MINNEAPOLIS (WCCO) — There’s new information about a former feared enforcer for the Minnesota Wild.
The New York Times said Derek Boogaard showed signs of a degenerative brain condition caused by repeated blows to the head. Had Boogaard lived, the report said, he would have had middle-age dementia. Boogaard’s family donated his brain to be studied after he died from an accidental mix of drugs and alcohol in May. The New York Times has been writing about his role as a fighter on the ice and how it affected him. It got us wondering about big fights and hits on the ice and on the field.
Why do we like violence in sports? Good Question.
A new NFL rule this season moved up the kickoff line by five yards, so players wouldn’t pick up as much speed as they ran at each other. Last year, the league cracked down on head-to-head hits to limit concussions. While there may be work underway to make some sports safer for players, fans don’t seem to care too much if they are.
Fights are a guaranteed way to get the crowd into the game when the gloves come off, fans tune in.
The Edina Hornets High School hockey team is led by a guy who has seen his fair share of fights. Curt Giles was a standout defenseman for the North Stars until 1991.
“I think fighting is part of the game that polices part of the game internally,” Giles said.
He said the throw downs on the ice seem to thaw the stick and elbow throwing we’d otherwise see throughout the game.
“Their whole role of fighting was to give some sort of support to other players like myself. We knew what their role was, they knew what their role was, but it’s a tough way to make a living,” Giles said.
Nicole La Voi is the associate director of the Tucker Center for Research on Girls and Women in Sport.
She said violence in sports has become a form of entertainment for fans.

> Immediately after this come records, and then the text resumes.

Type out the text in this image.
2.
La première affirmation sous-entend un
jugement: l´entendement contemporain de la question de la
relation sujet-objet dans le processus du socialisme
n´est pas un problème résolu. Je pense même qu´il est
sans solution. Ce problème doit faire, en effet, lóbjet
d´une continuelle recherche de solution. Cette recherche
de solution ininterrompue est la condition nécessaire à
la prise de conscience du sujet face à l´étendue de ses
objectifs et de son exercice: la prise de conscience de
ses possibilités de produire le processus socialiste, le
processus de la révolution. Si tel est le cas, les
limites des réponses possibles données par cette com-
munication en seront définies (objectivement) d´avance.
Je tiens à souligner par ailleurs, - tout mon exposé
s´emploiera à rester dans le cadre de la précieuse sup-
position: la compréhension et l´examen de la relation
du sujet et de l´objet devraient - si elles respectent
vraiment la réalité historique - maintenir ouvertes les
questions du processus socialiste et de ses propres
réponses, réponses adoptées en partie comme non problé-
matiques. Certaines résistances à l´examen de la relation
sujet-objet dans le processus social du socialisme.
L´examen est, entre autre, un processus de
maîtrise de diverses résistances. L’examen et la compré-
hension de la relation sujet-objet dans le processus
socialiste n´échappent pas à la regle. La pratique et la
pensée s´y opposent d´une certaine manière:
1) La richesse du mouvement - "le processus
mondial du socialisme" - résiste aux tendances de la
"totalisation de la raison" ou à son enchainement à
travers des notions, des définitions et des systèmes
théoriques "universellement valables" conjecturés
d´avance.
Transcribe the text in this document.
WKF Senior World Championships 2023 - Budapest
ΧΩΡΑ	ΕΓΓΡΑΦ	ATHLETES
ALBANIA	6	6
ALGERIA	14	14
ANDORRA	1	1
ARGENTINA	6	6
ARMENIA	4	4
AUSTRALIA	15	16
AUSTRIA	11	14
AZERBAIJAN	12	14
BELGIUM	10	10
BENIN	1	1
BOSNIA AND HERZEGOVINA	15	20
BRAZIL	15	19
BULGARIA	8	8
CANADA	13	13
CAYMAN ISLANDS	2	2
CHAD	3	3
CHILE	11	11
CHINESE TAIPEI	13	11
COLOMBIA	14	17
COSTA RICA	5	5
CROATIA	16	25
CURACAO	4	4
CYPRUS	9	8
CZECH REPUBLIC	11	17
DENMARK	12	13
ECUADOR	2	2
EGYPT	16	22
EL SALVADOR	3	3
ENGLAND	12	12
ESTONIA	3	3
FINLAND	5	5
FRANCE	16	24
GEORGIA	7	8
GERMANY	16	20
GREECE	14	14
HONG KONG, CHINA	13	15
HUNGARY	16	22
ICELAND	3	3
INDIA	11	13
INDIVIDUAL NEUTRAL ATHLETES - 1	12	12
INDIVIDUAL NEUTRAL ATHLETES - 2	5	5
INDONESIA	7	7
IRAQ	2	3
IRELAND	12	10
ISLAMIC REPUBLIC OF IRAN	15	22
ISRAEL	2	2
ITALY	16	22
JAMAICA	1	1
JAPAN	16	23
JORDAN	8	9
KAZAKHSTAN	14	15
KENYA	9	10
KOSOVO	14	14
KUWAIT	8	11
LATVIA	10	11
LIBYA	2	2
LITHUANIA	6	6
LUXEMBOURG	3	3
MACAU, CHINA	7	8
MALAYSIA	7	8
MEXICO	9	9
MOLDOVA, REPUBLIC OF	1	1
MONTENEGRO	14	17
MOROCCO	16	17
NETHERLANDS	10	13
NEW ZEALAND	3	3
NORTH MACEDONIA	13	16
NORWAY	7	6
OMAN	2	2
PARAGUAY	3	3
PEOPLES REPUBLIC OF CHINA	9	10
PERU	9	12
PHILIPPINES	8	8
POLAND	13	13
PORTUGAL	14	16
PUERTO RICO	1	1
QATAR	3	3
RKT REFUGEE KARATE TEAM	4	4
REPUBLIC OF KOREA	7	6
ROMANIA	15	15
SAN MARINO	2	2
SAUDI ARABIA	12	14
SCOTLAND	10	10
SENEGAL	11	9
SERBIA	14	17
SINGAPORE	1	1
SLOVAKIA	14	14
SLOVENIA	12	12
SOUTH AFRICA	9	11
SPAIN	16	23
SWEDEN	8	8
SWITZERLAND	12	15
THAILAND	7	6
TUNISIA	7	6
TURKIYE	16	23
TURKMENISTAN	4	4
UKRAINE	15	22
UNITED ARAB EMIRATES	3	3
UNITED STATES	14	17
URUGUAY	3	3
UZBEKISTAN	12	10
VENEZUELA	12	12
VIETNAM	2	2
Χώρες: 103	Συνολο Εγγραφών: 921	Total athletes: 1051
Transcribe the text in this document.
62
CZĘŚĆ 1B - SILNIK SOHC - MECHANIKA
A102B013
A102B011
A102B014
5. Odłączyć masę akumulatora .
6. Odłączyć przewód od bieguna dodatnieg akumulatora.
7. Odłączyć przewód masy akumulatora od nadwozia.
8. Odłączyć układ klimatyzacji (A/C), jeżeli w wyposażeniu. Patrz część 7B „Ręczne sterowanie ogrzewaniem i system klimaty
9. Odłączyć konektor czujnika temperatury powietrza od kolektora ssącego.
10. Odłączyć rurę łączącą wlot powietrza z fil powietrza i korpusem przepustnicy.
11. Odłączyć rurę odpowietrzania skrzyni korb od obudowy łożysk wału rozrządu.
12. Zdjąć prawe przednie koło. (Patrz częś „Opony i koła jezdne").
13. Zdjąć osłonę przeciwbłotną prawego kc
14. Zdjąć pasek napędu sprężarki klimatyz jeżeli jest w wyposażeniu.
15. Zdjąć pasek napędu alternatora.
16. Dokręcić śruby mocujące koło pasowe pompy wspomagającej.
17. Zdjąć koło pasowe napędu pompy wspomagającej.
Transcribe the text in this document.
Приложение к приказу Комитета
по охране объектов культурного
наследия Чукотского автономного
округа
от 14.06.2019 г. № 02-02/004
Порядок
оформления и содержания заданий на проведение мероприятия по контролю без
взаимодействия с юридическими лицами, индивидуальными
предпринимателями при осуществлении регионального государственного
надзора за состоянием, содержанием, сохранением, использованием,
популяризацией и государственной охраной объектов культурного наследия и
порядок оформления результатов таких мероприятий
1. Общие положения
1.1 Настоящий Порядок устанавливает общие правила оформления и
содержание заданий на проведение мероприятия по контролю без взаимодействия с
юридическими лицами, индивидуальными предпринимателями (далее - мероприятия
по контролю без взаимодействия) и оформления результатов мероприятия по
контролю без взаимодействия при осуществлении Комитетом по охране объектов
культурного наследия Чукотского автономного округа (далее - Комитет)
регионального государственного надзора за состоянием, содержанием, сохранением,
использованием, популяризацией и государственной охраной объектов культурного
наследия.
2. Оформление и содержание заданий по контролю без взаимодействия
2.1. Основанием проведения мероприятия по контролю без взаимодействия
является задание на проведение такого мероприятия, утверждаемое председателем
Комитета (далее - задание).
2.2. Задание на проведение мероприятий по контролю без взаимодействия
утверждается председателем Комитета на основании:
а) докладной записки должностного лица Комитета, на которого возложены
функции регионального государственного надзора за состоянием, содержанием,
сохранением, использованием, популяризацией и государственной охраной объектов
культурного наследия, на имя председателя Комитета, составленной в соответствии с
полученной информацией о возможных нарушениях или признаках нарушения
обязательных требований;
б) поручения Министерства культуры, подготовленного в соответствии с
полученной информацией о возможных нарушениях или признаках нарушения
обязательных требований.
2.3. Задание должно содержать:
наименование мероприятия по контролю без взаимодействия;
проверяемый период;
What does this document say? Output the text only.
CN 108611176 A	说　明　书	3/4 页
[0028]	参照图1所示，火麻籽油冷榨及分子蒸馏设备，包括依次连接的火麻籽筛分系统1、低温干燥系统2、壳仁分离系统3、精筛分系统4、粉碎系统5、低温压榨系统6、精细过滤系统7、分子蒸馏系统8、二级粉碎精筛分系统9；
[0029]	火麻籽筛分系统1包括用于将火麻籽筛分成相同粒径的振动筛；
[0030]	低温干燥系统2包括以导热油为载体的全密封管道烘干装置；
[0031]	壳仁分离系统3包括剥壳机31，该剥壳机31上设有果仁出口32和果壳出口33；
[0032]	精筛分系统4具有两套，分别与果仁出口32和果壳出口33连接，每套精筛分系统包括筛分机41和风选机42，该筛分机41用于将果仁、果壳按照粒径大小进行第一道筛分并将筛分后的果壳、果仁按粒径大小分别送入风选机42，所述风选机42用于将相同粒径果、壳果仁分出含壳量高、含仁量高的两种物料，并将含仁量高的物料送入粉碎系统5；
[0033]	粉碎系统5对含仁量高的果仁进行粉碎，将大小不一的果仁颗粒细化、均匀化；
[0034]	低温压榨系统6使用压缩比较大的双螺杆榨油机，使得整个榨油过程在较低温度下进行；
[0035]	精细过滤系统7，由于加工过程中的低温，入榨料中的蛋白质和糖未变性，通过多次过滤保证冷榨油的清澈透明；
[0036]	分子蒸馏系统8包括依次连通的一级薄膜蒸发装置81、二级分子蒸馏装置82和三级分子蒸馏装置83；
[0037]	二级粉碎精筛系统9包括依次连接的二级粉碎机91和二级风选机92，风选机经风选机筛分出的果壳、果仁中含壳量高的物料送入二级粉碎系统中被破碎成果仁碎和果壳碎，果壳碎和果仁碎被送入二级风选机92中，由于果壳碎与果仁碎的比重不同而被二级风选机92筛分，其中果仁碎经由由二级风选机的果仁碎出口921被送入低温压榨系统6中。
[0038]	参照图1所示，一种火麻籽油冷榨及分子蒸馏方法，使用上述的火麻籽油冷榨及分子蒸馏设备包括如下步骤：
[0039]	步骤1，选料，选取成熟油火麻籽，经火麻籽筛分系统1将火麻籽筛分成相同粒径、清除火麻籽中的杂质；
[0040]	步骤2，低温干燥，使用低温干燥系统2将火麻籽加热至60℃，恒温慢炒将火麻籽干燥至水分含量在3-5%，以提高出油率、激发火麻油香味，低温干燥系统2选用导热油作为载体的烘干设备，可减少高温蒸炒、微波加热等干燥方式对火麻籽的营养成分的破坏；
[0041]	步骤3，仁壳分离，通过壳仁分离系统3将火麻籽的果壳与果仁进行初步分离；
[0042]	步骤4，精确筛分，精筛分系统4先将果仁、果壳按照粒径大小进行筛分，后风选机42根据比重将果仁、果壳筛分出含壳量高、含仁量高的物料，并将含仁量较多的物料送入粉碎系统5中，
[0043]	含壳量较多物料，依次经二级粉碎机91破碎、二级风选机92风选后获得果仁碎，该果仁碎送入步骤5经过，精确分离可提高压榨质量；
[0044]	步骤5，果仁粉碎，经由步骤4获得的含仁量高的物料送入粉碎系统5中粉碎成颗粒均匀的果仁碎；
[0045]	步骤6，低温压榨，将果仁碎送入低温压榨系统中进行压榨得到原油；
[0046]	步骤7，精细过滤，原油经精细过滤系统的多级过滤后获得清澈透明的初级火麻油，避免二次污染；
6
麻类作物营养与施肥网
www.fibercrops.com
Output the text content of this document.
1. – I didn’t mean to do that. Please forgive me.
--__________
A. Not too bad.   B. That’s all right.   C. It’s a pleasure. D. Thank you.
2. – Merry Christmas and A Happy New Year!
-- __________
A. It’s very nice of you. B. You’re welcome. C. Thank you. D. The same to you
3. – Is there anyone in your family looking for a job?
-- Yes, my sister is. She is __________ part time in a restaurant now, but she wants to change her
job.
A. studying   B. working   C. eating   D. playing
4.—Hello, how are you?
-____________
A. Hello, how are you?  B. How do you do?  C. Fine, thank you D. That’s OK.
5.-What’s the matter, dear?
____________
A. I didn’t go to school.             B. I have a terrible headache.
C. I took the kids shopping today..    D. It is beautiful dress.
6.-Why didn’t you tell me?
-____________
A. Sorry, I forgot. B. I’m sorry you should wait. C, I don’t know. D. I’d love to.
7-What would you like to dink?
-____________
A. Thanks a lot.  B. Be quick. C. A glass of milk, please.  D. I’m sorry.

“We like violence in sports because violence has been commercialized in sport. We’ve been sold the idea that violent hits and big and hard hits is something we should be excited about and we see therefore we value it,” La Voi said.
She believes it may be troubling as to what it says about us as a society that we like seeing people injured.
While fights aren’t allowed in high school or college hockey, there’s the thought professional sports wouldn’t survive without it.
La Voi believes we’d have to go through a cultural change for it to change.
“That’s not going to happen any time soon,” La Voi said.
La Voi says parents should be talking to their kids about the dangers of those hard hits and the lasting effects. She says it’s important to be protective when appropriate and that athletes should want to promote health and well-being rather than harm each other to keep games exciting.